Donald Trump przegrał wybory

1468910

Komentarz

  • Naprawdę chciałbym być w sytuacji, w której mógłbym zrezygnować z fb. Twitter to dla mnie tylko przyjemna zabawka.
  • los napisal(a):
    Stoi zadziwienie nad kondycją ludzką. Mnie oczywiście dokładnie wytłumaczono, co to jest i nigdy nie przyszło mi do głowy, do czego człowiek mógłby używać rzeczonych tt i fb. Ani przez minutę nie miałem pokusy, by się zarejestrować, choćby po to, by samemu zbadać. Coś jest niedobrze albo ze mną albo z milionami ludzi.
    Nu ale pomijając zupełnie co z kim nie tak - ten ćwiter i fejsbuk mają olbrzymi wpływ na rzeczywistość, czy tego chcemy czy nie. I co gorsza - będą miały coraz większe.

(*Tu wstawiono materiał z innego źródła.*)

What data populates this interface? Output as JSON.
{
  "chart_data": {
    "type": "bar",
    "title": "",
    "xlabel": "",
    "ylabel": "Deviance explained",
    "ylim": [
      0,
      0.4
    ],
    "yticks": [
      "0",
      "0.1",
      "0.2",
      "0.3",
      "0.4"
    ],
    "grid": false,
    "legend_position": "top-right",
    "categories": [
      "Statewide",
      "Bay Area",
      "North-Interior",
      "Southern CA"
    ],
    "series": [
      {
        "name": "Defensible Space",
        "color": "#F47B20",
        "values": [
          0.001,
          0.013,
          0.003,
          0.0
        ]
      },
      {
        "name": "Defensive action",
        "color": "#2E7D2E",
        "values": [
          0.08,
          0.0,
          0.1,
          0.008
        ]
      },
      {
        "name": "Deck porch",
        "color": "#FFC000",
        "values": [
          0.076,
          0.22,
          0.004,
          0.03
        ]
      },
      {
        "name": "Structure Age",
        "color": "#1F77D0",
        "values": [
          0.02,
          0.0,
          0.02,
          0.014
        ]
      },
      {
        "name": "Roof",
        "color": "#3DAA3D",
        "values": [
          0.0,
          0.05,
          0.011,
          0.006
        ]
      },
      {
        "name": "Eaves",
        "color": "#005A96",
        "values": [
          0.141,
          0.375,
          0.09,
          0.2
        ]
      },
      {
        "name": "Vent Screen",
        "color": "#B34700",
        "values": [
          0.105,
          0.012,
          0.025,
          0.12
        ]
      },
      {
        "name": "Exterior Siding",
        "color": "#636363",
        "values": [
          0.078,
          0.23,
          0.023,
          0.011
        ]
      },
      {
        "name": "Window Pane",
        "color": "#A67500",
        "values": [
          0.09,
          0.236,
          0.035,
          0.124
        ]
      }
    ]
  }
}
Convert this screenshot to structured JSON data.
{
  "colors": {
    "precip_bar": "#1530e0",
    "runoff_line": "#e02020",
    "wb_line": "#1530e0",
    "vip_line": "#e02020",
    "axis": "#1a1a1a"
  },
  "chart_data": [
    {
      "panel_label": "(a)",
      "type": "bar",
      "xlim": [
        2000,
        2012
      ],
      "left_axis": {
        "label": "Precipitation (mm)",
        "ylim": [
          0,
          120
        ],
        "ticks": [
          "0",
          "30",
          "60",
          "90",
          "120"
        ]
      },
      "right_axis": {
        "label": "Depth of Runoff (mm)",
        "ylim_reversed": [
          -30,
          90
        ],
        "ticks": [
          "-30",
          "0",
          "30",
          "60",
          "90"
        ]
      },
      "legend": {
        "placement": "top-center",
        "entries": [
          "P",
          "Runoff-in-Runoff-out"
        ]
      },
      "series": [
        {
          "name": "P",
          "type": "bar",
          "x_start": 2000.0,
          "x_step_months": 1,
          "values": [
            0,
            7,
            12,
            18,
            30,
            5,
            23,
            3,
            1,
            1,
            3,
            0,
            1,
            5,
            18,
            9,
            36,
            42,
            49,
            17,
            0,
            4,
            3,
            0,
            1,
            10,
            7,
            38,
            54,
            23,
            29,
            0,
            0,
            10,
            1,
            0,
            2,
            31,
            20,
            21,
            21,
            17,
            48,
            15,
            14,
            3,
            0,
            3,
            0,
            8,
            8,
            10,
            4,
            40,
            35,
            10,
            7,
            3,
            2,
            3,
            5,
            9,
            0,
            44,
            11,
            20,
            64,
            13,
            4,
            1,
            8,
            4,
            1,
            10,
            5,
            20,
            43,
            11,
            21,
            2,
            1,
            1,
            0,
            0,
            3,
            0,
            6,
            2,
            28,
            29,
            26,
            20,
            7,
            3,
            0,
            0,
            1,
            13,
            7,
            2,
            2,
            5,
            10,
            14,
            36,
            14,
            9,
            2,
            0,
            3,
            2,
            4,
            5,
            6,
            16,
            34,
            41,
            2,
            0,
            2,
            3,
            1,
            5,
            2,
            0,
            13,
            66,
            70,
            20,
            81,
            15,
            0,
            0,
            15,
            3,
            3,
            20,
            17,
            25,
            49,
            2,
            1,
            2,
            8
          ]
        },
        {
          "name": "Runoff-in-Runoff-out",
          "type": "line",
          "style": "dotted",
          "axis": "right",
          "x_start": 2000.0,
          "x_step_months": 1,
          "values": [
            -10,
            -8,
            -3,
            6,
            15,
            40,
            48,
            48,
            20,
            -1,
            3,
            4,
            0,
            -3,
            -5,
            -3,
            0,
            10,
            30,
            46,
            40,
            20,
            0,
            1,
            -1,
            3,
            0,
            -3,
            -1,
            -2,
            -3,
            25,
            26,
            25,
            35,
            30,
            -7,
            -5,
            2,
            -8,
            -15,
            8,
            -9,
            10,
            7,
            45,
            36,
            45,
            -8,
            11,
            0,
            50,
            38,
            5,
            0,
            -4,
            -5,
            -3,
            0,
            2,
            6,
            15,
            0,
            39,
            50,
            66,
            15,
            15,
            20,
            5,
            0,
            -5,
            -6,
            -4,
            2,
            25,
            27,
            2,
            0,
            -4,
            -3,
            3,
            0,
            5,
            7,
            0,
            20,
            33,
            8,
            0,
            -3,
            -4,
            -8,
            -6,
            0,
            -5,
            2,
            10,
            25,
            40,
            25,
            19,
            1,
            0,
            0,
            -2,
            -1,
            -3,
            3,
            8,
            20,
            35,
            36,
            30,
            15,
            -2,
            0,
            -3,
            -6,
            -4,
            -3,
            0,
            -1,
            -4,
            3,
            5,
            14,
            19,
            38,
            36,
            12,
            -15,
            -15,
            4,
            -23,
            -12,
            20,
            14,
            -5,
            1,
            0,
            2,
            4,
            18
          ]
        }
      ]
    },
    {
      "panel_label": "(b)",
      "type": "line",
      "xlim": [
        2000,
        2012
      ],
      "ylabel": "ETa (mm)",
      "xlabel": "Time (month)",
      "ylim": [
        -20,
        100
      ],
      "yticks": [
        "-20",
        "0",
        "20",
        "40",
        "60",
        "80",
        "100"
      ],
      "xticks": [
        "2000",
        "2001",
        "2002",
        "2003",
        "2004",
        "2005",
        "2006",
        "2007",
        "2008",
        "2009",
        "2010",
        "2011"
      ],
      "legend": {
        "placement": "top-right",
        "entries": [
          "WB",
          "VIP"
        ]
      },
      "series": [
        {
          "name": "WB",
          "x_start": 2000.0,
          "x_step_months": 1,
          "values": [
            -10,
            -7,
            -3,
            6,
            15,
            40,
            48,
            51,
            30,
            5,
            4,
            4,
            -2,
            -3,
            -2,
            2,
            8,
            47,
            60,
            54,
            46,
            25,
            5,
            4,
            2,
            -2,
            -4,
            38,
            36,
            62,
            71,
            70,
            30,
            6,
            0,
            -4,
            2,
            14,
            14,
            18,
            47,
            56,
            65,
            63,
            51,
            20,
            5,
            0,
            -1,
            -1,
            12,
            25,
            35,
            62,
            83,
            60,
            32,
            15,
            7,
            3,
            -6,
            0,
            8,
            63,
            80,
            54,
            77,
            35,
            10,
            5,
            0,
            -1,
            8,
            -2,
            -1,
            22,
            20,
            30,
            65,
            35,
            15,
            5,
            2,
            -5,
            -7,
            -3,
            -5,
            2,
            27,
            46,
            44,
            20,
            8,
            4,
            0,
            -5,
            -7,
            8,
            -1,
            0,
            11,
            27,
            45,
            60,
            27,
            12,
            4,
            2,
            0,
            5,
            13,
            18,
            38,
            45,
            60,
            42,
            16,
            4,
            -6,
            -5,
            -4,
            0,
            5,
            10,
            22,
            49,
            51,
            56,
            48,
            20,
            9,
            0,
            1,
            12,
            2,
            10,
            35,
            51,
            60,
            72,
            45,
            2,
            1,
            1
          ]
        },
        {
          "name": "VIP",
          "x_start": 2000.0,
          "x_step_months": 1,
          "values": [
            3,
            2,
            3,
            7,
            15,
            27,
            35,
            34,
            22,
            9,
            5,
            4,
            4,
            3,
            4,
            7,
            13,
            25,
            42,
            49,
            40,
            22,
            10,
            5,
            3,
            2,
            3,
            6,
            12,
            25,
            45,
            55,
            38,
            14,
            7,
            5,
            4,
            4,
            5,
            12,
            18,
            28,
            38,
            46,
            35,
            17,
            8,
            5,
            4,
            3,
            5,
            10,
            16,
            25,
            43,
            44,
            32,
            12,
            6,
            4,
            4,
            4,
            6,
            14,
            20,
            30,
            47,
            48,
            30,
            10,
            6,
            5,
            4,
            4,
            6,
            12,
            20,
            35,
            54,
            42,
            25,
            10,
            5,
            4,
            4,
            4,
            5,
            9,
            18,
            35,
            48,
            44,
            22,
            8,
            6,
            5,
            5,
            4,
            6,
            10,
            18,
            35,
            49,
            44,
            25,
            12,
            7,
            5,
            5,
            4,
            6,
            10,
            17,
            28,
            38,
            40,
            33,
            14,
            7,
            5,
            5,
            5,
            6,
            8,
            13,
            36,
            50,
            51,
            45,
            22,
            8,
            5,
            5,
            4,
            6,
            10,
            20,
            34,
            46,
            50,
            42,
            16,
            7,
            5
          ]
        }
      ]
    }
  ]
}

    Słusznie Kolega zauwazył onegdaj, że kobiety nie znajdują w konserwatyzmie niczego atrakcyjnego, bo nikt im nic takowego nie zaproponował. Podobnież w przypadku fejsa, twittera itp - młodzież albo będzie miała atrakcyjną alternatywę, albo pójdzie całą masą w objęcia lewactwa. Co już się dzieje zdaje się.
  • ...aż do momentu jak się połapie, że prawdziwe życie jest gdzie indziej albo podupadnie na zdrowiu psychicznym.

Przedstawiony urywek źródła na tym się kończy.